Chi ha diritto alle agevolazioni “prima casa”

Ecco i requisiti che l’acquirente privato deve avere per avere accedere alle agevolazioni(previsti dalla Nota II-bis all’art. 1 della tariffa parte prima del D.P.R. 26 aprile 1986, n. 131):

  • Al momento del rogito, non deve possedere un altro immobile acquistato con le agevolazioni prima casa su tutto il territorio nazionale. Se invece lo possiede, ha accesso alle agevolazioni purché lo venda entro un anno dalla data dell’atto (novità introdotta dall’art.1 comma 55 della Legge stabilità 2016). Unica eccezione è quando un comproprietario acquista un’ulteriore quota di proprietà dell’abitazione acquistata con le agevolazioni prima casa.
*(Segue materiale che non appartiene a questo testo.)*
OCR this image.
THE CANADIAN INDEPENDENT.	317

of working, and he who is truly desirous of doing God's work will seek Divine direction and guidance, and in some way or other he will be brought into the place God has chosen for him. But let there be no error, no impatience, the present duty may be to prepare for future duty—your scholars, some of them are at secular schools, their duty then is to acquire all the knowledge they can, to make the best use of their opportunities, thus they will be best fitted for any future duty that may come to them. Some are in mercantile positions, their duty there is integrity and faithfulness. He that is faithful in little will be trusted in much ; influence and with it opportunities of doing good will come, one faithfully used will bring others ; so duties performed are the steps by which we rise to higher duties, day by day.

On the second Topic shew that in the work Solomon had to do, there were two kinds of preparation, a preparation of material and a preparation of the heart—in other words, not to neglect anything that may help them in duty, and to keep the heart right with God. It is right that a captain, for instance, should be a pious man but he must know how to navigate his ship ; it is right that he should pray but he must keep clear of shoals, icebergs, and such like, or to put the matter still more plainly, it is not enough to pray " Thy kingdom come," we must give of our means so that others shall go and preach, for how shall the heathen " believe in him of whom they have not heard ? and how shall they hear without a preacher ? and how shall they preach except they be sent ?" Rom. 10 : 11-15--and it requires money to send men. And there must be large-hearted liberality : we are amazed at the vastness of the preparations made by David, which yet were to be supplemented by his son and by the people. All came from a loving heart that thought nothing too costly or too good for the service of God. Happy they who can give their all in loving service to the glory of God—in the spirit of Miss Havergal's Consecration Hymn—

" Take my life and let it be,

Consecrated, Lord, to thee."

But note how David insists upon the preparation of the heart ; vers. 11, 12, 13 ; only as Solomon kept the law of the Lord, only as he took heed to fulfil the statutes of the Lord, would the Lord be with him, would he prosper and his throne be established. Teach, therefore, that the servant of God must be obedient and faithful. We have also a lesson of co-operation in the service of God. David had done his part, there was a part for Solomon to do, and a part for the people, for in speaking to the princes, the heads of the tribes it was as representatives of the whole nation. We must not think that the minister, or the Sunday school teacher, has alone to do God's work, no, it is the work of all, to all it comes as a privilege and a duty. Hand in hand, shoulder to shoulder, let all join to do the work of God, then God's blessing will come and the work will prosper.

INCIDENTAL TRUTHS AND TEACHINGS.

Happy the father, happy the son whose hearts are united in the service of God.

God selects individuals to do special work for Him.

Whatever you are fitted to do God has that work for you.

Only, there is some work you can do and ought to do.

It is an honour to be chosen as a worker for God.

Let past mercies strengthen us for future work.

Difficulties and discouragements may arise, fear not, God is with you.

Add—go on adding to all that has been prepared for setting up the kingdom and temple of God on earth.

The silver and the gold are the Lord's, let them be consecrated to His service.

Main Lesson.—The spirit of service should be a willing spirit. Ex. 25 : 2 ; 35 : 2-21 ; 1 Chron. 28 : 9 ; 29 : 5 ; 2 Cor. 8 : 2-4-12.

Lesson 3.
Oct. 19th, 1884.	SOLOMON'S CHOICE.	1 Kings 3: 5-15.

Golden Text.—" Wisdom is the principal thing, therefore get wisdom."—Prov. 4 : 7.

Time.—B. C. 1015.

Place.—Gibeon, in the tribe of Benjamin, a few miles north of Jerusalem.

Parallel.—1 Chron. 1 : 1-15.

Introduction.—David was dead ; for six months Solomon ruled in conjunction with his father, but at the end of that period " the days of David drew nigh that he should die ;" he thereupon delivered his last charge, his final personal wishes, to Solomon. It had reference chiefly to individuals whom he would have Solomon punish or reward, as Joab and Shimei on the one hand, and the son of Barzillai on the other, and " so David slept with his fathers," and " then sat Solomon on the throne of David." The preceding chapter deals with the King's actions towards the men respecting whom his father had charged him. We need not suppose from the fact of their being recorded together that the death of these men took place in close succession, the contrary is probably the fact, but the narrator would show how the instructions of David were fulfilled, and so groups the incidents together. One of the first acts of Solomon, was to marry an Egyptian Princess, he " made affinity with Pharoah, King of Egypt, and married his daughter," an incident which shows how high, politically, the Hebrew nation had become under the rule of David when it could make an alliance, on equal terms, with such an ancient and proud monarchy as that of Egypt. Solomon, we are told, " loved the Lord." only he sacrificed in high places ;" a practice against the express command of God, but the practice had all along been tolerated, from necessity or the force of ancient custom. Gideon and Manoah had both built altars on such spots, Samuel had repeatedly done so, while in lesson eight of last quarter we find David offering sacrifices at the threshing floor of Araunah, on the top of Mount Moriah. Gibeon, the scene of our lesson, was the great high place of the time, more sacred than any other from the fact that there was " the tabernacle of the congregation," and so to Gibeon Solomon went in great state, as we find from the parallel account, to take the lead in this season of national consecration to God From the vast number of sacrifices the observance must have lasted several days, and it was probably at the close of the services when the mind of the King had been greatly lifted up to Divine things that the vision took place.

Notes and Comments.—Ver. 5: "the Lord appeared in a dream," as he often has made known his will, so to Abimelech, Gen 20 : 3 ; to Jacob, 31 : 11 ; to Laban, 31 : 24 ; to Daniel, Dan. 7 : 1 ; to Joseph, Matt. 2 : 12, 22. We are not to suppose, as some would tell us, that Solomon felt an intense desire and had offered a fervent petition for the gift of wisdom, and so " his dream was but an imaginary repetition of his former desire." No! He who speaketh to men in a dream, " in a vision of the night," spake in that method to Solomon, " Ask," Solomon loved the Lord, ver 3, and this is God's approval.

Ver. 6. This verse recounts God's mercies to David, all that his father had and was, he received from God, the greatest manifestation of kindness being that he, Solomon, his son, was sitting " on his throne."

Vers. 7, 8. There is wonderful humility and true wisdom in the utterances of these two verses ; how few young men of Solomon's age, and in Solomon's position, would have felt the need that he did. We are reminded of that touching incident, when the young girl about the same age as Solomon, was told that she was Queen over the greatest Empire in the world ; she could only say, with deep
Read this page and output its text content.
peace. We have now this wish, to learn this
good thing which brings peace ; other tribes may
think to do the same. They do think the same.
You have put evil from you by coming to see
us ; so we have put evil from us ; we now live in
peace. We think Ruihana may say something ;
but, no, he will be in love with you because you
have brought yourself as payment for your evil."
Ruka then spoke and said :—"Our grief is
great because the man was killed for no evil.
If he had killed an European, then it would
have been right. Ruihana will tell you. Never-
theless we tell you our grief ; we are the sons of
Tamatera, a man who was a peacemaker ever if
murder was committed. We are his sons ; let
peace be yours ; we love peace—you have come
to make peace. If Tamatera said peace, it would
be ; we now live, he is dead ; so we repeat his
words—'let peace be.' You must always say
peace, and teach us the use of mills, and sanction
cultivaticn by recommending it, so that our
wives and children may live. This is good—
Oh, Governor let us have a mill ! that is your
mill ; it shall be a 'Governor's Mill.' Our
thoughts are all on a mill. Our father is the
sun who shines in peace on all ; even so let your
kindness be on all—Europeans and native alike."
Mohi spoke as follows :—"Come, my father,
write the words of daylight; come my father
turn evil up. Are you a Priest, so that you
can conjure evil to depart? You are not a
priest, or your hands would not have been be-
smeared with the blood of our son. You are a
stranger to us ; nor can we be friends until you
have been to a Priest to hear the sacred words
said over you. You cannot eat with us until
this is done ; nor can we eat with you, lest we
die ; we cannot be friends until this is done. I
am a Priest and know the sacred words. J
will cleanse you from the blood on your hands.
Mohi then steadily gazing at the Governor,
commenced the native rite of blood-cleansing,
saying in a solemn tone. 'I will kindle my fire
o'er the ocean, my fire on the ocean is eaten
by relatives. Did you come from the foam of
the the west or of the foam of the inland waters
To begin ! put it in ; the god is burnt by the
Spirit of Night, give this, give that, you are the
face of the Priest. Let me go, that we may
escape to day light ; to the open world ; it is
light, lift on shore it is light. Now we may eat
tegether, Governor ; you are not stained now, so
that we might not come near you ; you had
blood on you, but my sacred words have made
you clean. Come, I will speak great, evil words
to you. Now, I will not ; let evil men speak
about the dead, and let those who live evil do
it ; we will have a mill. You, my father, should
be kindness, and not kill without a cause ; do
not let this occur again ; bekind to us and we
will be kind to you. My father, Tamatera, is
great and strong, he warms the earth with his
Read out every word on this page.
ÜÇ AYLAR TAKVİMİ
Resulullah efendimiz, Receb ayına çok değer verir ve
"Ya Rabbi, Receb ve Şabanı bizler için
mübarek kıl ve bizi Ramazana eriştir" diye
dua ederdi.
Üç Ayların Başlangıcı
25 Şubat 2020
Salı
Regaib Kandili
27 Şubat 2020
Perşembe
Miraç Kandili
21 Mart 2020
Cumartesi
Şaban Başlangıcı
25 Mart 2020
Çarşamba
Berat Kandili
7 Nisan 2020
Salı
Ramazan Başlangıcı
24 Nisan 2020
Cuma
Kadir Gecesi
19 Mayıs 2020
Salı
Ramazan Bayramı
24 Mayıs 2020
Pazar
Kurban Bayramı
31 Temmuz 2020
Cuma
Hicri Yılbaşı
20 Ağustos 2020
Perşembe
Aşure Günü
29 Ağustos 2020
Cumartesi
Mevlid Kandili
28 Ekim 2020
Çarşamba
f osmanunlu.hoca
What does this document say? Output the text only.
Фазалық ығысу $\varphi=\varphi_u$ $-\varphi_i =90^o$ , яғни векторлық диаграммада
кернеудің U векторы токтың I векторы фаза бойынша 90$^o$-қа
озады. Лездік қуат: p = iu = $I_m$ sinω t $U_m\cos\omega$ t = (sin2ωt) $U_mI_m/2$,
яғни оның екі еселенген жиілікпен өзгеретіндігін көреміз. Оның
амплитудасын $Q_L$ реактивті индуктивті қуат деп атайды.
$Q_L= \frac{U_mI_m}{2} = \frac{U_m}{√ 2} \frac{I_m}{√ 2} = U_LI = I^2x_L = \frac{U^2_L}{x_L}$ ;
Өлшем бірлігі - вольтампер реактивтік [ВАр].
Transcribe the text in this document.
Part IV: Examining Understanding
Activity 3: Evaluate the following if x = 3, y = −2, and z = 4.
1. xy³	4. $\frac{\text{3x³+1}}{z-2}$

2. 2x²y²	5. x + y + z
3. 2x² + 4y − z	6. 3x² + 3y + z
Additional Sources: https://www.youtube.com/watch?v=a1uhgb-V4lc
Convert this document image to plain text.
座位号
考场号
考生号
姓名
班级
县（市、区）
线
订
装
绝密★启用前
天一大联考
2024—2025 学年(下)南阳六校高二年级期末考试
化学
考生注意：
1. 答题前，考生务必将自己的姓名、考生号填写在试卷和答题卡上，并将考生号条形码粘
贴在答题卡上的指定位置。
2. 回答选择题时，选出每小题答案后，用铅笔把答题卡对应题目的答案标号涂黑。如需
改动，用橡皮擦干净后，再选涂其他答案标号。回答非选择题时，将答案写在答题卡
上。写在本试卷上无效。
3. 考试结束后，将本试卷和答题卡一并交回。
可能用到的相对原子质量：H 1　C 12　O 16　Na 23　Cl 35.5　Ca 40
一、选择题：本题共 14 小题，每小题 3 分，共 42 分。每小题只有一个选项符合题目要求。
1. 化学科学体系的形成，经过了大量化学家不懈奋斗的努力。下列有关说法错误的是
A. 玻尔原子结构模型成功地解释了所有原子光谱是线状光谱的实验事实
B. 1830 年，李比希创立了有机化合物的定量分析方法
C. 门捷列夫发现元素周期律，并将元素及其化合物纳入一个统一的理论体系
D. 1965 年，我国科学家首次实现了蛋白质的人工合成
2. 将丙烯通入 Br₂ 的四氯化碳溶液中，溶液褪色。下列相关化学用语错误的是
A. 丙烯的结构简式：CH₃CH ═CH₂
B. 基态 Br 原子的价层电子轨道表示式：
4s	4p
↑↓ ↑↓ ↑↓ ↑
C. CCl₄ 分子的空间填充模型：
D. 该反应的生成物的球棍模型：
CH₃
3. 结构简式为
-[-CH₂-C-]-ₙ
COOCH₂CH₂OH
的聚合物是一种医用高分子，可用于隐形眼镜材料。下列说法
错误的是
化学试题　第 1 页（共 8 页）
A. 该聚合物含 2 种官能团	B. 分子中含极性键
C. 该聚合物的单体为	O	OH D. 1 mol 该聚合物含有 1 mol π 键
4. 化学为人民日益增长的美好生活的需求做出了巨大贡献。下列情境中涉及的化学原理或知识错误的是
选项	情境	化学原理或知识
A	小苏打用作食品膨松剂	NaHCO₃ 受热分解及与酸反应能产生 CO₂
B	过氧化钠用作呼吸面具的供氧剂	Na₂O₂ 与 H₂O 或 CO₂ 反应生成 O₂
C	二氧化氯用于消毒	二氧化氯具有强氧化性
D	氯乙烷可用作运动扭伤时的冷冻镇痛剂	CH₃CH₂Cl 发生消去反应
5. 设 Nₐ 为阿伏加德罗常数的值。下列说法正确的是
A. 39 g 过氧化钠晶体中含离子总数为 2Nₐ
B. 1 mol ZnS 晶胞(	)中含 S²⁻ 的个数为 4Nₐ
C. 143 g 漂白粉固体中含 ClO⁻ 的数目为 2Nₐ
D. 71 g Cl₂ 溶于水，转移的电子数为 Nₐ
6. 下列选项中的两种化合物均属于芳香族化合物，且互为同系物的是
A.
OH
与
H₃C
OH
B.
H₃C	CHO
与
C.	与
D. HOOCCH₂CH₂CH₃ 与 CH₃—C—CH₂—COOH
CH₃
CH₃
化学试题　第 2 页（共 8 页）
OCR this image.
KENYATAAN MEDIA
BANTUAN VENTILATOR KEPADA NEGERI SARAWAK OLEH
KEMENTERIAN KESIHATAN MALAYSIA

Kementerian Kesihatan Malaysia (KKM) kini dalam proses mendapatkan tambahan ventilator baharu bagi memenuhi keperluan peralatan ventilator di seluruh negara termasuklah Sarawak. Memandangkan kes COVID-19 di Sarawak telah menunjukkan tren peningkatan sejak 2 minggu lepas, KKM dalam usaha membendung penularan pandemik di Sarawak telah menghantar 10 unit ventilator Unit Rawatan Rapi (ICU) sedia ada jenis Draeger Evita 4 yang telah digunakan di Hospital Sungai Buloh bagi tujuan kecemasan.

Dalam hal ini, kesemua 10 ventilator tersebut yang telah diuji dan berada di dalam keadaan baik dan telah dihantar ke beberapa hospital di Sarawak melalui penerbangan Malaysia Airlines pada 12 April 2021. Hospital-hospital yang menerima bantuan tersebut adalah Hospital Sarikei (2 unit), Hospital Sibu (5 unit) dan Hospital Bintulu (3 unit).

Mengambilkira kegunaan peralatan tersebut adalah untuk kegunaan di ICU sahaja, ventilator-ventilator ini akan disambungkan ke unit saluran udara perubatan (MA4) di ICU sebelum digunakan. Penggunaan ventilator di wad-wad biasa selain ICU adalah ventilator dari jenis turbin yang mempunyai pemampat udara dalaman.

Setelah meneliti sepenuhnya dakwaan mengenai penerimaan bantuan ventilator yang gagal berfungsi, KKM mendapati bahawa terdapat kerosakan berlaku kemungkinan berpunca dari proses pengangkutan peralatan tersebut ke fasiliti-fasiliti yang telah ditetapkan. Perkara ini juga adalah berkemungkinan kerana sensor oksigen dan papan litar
L’agevolazione spetta se il possesso dell’immobile è pervenuto a titolo gratuito (come avviene in caso di eredità o donazione). L’agevolazione non spetta invece in caso di comproprietà, nuda proprietà, usufrutto, etc. di abitazione acquistata con i benefici prima casa.
  • Non essere proprietario esclusivo (o in comunione con il coniuge) – al momento del rogito – di altra abitazione posta nello stesso comune in cui è situato l’immobile che sta acquistando (fa eccezione il possesso di abitazione nello stesso comune, acquistata con le agevolazioni, che verrà venduta entro un anno dall’atto).
  • Avere la residenza nel comune, oppure dichiarare nell’atto di acquisto di voler stabilire entro 18 mesi la residenza nel comune in cui è situato l’immobile che sta acquistando. Il requisito della residenza nello stesso comune, viene superato se l’acquisto viene effettuato: a) nel comune dove si svolge l’attività; b) nel comune dove ha sede o esercita l’attività l’impresa da cui dipende, in caso di trasferimento all’estero per ragioni di lavoro; c) in qualsiasi comune nel caso in cui l’acquirente sia cittadino italiano emigrato all’estero e che l’immobile sia acquisito come prima casa sul territorio italiano.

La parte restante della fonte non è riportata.